Lesson 01: Systematic Desensitisation

We trainers and dog-guardians talk a lot about “getting closer,  gradually   …but what does that mean? Let’s really break this down.   


The word “systematic” is often overlooked, and it’s a shame! It’s 50% of this equation so it really holds some weight. To be systematic is to have a plan, to be methodical. Far too often, I see people (guardians and trainers alike), flying by the seat of their pants and not following a plan. Heck, I still fall into this trap more often than I’d like to admit!   


In psychology, desensitisation is a process that reduces the emotional responsiveness to a stimulus after repeated exposure. Now, let’s not kid ourselves and put this in the same bucket as “flooding”  (think Fear Factor, the TV show). Desensitisation is the opposite of “sensitisation” – to become more  sensitive.   

So let’s put the two together and we have a process that methodically reduces the emotional responsiveness to a stimulus after repeated exposure.   

As a young trainer, I spent 99% of my time flying by the seat of my pants and that was at the expense of my clients. Had I followed a training plan and tracked data, I would have made progress faster and with fewer errors. Fast-forward thirteen+ years and I’m a data-tracking freak who obsesses over the details.  

What does this mean for us?
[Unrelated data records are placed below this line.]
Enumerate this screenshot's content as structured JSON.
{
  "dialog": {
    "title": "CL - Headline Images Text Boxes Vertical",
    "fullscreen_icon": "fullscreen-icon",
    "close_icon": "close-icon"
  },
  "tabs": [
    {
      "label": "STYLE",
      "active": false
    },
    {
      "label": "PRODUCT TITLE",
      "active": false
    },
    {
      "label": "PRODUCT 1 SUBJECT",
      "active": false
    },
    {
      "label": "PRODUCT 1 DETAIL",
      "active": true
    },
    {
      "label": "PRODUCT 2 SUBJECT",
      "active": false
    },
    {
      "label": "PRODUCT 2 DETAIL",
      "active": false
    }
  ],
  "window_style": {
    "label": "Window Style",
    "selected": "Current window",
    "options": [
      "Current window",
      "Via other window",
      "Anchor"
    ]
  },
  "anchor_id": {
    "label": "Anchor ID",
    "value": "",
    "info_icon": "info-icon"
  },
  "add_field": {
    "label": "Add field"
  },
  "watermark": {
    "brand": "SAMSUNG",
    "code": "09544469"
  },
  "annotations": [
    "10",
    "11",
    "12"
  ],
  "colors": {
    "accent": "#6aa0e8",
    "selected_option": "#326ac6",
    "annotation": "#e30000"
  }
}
It means that we have to get a little nerdy.   

As our dogs’ emotional responses towards their triggers improve, we don’t want to remain stagnant – we want to keep making progress, which means closing the gap, getting closer to the triggers, and perhaps even interacting with them at various levels.   

The same rules still apply – your dog must be under threshold (not reacting) in order for them to learn and retain information.   

We’re going to talk about this a little more, but for now let’s map out our dog’s comfort level or threshold with their triggers. Get a pen/paper and jot down your dog’s triggers. To the right, jot down the distance at which they reacted before you started this course. The right of that, jot down the current distance at which they are reacting. This is important data as it tells us what to do, and how, next!